Applause and cheering broke out in the crowd of more than 150,000 and a large tapestry showing a smiling Mother Teresa was unveiled from a balcony of Christendom's largest church.
The crowd, made up of Catholics and non-Catholic admirers, packed St Peter's Square and filled the broad Via della Conciliazione leading from the Vatican to the River Tiber.
The ethnic Albanian sister, winner of the 1979 Nobel Peace Prize, tended the sick and dying of Kolkata's slums for decades with the Missionaries of Charity order she founded.
Many of her nuns in their blue-trimmed white saris stood out in the vast crowd, where a special section for thousands of Rome's homeless and downtrodden was reserved close to the elevated altar where the pope said the beatification Mass.

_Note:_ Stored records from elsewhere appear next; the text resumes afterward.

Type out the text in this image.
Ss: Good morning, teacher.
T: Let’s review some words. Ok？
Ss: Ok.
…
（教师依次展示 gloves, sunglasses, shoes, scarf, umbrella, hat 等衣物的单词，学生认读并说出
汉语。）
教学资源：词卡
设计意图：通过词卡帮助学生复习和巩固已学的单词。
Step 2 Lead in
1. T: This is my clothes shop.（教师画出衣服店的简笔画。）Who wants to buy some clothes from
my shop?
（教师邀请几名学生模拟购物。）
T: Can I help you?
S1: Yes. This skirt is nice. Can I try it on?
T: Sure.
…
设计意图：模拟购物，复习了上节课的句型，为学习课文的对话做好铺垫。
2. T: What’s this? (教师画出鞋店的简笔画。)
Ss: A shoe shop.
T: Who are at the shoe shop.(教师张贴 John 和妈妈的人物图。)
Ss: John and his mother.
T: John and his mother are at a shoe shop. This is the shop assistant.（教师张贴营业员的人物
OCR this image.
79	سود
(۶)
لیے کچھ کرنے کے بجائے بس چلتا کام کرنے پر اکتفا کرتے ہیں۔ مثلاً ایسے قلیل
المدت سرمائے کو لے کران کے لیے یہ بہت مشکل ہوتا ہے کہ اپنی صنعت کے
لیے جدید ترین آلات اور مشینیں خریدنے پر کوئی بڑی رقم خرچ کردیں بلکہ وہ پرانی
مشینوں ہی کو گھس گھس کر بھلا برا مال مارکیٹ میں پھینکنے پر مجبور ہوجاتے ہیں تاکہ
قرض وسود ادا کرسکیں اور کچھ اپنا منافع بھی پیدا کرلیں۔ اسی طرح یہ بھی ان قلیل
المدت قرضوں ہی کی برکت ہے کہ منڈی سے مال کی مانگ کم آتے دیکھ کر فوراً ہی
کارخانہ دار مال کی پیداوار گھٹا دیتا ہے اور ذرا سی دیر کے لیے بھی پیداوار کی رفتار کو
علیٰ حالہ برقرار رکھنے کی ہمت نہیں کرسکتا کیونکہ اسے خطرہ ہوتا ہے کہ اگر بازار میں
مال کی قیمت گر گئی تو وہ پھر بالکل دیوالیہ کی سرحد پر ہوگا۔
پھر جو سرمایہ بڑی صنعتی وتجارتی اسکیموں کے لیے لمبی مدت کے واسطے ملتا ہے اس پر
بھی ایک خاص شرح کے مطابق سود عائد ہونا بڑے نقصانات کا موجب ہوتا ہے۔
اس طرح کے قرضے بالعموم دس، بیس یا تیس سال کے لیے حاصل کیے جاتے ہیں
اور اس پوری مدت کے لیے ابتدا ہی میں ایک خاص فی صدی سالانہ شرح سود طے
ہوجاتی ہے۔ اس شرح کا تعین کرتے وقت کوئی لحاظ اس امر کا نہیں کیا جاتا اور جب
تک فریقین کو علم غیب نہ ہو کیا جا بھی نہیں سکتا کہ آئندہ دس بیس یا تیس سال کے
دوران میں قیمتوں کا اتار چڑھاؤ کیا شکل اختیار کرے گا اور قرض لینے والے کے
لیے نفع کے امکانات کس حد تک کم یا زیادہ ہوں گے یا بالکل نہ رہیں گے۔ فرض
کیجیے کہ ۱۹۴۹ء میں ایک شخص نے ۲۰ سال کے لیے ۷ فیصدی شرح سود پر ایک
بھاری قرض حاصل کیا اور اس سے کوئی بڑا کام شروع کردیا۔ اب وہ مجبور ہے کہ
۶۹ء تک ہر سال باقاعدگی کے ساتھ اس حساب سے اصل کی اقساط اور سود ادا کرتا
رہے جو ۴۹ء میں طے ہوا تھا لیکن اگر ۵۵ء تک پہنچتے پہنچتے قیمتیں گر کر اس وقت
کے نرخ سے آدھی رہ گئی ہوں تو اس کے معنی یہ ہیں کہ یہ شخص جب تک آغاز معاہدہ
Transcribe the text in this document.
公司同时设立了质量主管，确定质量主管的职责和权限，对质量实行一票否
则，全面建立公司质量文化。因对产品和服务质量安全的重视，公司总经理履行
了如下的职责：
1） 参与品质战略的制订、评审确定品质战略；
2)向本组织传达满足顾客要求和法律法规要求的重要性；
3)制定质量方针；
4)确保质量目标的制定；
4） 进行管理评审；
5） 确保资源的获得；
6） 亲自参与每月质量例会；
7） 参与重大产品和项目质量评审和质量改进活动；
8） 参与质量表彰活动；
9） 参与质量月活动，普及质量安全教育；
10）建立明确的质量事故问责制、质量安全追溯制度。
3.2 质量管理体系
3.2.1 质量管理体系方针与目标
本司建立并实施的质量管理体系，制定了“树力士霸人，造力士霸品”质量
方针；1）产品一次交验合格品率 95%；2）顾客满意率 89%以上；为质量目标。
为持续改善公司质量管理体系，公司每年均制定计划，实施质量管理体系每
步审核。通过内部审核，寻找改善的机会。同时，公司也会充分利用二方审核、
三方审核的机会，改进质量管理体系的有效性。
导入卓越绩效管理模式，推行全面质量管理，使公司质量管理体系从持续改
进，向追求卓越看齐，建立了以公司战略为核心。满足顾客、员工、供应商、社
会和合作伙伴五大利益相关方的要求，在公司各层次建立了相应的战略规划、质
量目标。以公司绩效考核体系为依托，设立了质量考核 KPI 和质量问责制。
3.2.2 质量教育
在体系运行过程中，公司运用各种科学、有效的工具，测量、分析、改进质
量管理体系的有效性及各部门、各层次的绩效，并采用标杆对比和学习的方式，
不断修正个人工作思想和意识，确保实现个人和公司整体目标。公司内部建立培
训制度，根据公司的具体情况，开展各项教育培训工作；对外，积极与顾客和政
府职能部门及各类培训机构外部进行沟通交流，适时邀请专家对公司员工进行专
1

"Mother Teresa was for us great because she was not just a daughter of our homeland, Albania. She gave up our flag and every other flag for one flag, the flag of love," said Dod Brokshi, an Albanian who came with his family.
"Coming here means a new renaissance for us," he said, waving the red Albanian flag emblazoned with a black eagle.
While she never hid her Christian inspiration, the nun won admiration from Hindus, Muslims and other non-Catholics around the world.
"It is not enough for us to say: I love God, but I do not love my neighbor... How can you love God whom you do not see, if you do not love your neighbor whom you see, whom you touch, with whom you live?" she said in her 1979 Nobel Peace Prize acceptance speech.
A frail figure, she became the world's most famous nun for decades of work among the sick and dying, the homeless and the lepers in the Indian city of Calcutta, one of the most impoverished on earth.
She launched her Missionaries of Charity order in 1950 with only 12 nuns. It has grown to 4,500 sisters in 133 countries running homes, schools and hospices for the poor and dying.